Yesterday, Microsoft rolled out its regular “Patch Tuesday” release of security updates. This month’s update was huge: it included 12 bulletins addressing 57 security vulnerabilities.
Brian Prince with eWeek reported, “Microsoft released fixes for a whopping 57 security vulnerabilities as part of this month’s Patch Tuesday. The patches are tucked inside 12 different security bulletins, five of which have Microsoft’s highest security rating of ‘critical.’ The issues solved by the update span a number of products, including Microsoft Windows, Office, Internet Explorer (IE), Microsoft Exchange Server and the .NET Framework.”
Sean Michael Kerner with eSecurity Planet noted, “Once again, Microsoft is dealing with vulnerabilities in its Internet Explorer (IE) browser this month. Fourteen different vulnerabilities in IE, spread across two separate bulletins are being fixed. ‘It’s just so messed up that it couldn’t be fixed in one bulletin,’ said Marc Maiffret, CTO of BeyondTrust.
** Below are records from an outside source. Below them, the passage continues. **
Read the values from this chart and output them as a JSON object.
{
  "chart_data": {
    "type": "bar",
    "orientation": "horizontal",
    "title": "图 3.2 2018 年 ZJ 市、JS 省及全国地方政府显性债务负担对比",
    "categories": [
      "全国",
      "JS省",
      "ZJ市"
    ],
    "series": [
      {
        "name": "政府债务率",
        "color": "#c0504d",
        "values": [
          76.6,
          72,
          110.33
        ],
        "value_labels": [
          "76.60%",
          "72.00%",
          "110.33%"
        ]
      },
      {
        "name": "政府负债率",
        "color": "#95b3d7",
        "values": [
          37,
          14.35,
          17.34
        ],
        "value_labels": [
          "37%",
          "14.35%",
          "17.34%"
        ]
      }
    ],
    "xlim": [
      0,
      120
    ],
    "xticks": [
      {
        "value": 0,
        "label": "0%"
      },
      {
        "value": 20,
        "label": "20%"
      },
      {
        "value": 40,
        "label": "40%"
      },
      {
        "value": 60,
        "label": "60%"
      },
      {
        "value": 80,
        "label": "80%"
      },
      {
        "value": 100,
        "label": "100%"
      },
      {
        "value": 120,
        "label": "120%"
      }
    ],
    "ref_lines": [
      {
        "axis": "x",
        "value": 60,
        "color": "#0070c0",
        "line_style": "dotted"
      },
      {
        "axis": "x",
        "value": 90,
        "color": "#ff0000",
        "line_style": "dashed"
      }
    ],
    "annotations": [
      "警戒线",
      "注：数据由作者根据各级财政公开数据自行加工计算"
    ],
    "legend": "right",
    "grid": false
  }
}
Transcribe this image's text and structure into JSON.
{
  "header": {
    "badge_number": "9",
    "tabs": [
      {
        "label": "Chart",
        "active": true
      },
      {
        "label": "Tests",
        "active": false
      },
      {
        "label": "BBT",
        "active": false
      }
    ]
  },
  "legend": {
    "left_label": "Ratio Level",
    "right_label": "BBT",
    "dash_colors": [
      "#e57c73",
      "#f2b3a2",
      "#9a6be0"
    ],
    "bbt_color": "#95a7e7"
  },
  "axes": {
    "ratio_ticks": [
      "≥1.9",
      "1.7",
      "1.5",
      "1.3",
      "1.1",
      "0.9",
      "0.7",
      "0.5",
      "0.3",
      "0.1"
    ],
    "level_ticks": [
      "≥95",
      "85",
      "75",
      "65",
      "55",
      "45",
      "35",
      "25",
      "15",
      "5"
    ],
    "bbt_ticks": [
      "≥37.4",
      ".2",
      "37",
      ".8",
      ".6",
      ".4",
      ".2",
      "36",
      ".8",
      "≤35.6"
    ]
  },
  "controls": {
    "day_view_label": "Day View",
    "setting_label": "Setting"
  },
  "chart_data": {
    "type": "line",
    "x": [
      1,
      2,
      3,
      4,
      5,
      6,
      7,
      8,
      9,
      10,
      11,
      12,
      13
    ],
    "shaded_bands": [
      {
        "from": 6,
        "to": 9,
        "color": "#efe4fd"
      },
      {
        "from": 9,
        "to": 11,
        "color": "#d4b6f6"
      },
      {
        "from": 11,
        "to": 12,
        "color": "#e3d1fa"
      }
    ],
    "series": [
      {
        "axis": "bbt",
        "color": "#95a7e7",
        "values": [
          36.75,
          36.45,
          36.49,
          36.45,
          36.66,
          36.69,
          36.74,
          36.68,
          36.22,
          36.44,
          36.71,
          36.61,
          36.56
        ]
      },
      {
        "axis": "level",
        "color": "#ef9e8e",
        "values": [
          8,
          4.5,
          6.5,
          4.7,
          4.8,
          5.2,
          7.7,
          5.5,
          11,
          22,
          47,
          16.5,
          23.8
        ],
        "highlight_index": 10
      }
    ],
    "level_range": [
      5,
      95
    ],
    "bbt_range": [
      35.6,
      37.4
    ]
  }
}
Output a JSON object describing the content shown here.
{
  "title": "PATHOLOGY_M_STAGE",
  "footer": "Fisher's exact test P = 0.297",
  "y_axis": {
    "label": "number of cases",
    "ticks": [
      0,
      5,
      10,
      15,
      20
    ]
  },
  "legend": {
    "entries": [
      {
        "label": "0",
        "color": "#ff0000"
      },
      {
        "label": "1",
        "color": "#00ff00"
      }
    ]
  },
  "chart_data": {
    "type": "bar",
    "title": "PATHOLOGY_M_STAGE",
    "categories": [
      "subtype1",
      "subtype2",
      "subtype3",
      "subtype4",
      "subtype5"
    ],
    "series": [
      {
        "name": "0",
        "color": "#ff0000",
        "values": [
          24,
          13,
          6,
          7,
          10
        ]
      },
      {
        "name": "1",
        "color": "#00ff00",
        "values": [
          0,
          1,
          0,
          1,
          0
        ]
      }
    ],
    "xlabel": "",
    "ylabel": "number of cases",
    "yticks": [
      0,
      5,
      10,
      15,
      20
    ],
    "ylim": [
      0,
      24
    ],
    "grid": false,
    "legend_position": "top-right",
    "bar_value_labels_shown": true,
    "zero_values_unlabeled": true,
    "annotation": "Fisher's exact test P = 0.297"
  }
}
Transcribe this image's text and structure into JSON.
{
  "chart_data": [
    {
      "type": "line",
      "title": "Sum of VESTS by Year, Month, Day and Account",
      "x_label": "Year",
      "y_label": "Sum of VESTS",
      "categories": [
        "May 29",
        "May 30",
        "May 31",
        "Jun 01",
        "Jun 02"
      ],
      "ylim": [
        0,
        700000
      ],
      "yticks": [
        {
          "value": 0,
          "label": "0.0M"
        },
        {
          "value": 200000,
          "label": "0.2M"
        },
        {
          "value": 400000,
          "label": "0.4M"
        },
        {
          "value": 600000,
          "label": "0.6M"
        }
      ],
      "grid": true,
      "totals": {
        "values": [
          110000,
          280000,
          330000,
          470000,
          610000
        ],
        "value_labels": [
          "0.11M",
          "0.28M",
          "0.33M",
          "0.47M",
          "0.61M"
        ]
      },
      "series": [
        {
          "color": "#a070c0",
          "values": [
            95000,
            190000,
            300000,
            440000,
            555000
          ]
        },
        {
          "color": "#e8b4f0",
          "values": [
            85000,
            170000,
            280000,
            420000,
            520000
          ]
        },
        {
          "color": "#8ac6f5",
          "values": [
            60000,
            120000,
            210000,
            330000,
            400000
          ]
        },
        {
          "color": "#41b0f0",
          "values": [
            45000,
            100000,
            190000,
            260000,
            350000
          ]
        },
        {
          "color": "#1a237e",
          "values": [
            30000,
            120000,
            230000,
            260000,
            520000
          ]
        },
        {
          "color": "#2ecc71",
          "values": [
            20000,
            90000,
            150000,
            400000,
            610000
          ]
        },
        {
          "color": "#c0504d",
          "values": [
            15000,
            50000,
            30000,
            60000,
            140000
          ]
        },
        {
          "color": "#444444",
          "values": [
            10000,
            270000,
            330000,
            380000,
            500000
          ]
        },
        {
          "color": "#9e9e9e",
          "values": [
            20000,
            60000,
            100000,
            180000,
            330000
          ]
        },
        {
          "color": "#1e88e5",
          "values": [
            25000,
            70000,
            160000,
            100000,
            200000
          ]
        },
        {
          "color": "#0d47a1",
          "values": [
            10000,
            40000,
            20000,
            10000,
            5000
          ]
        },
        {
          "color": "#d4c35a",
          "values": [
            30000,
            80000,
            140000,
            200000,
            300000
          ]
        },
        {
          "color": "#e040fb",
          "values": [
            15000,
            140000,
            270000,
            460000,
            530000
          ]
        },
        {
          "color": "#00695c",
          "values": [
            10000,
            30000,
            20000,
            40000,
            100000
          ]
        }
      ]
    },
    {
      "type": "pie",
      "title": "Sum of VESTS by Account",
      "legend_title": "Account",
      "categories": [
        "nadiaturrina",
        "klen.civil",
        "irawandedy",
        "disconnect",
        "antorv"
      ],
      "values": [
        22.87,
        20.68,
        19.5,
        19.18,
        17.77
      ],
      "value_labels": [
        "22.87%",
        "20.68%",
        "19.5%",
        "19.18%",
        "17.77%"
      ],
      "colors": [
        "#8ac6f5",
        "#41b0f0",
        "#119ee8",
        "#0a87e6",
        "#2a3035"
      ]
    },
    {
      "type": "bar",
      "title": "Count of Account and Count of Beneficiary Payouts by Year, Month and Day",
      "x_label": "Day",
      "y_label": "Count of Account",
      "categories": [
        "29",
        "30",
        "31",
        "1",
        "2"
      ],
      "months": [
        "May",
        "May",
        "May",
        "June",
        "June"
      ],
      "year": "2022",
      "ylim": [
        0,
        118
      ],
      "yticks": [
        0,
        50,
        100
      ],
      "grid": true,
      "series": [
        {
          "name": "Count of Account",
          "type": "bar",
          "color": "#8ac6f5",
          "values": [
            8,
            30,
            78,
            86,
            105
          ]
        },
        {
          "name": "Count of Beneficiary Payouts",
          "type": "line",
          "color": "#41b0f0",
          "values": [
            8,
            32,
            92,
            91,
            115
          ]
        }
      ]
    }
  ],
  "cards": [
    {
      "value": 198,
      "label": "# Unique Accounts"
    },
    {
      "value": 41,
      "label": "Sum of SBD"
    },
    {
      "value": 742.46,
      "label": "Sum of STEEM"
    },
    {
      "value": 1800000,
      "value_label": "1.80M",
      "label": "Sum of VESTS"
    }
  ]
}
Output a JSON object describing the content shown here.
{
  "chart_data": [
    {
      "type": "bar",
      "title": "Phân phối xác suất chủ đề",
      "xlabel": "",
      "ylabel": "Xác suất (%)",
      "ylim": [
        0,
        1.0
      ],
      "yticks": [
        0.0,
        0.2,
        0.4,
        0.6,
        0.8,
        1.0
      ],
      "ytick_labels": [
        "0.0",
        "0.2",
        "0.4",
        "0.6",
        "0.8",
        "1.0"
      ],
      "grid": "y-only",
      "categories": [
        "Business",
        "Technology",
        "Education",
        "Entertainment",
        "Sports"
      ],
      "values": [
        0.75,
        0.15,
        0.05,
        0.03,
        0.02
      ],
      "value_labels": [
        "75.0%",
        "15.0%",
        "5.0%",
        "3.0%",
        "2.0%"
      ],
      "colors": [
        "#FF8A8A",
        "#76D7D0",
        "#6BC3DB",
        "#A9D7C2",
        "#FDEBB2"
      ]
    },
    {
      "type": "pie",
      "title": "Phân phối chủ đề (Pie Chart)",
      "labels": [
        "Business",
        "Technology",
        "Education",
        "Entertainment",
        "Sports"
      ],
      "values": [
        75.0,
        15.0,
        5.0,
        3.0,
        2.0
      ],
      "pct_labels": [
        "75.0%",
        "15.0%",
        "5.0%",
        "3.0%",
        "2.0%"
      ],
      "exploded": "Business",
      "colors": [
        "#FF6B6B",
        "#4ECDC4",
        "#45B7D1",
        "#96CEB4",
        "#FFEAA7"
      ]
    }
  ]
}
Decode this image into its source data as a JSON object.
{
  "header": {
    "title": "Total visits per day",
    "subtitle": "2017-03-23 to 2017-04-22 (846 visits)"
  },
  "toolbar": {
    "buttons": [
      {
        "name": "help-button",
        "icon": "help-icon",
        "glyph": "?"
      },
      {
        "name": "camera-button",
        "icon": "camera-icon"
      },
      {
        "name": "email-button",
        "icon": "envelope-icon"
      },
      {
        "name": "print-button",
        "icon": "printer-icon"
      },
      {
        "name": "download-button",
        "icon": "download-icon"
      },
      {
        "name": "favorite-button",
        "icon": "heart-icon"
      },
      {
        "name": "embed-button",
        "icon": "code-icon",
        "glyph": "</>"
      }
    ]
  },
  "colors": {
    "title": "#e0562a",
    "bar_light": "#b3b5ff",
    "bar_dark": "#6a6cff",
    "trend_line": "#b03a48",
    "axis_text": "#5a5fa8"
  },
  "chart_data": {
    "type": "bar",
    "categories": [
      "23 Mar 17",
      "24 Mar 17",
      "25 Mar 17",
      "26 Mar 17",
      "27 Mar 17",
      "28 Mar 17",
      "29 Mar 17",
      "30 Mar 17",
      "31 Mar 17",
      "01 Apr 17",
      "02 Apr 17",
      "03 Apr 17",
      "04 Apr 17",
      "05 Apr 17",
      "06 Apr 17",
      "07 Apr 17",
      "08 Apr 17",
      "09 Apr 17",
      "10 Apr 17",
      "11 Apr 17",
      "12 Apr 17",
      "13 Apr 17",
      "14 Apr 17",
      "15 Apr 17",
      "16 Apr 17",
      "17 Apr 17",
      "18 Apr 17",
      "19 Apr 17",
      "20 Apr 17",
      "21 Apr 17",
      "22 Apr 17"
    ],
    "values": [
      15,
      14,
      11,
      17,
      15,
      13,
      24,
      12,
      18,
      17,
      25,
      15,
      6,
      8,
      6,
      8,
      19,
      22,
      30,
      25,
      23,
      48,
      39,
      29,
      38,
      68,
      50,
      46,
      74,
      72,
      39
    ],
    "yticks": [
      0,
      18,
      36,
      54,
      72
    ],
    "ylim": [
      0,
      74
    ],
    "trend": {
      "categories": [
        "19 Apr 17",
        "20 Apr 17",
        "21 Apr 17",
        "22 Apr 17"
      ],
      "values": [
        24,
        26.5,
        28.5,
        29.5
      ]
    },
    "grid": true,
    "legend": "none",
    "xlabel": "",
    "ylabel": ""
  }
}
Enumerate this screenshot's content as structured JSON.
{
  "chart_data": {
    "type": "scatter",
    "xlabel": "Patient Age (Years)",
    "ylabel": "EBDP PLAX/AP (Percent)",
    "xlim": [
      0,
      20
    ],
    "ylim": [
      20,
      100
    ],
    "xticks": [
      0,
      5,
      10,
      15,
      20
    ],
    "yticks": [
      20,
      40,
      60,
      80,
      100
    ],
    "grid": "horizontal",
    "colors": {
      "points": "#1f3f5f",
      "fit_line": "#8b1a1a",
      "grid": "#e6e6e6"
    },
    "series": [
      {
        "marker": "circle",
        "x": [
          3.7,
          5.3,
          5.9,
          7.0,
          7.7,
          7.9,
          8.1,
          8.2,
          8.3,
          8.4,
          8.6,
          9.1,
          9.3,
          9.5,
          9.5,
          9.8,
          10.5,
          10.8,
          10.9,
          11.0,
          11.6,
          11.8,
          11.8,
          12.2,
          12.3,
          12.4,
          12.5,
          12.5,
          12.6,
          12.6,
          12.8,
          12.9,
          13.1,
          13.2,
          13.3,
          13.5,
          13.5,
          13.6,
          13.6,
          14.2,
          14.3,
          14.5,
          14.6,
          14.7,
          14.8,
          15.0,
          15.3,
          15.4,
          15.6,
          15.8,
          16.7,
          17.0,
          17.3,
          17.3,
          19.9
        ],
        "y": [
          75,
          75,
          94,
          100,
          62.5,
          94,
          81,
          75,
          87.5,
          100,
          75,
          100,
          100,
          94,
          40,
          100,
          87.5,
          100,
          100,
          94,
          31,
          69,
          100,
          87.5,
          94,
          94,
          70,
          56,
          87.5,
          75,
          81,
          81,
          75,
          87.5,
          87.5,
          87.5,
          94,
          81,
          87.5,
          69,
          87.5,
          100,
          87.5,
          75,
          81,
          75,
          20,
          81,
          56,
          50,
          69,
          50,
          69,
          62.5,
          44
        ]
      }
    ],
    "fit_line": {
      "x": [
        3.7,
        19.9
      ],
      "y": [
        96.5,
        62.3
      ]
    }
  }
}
PCMag quoted Lumension security analyst Paul Henry who said, “It’s going to be a rough Valentine’s Day for many IT admins this month. With ongoing issues with Java and 12 bulletins from Microsoft, including 5 critical issues and many restarts, it’s going to be a very disruptive Patch Tuesday.”
And Gizmodo’s Leslie Horn observed, “Weird thing about this update? More than half of the bugs found in Microsoft products were reported by none other than Google engineers.” She added, “Bugs are probably found because engineers are researching other products, like Google Chrome’s PDF viewer. These guys also just might be genuinely interested in finding flaws. But Microsoft would probably like to see some of its own employees addressing the problems.”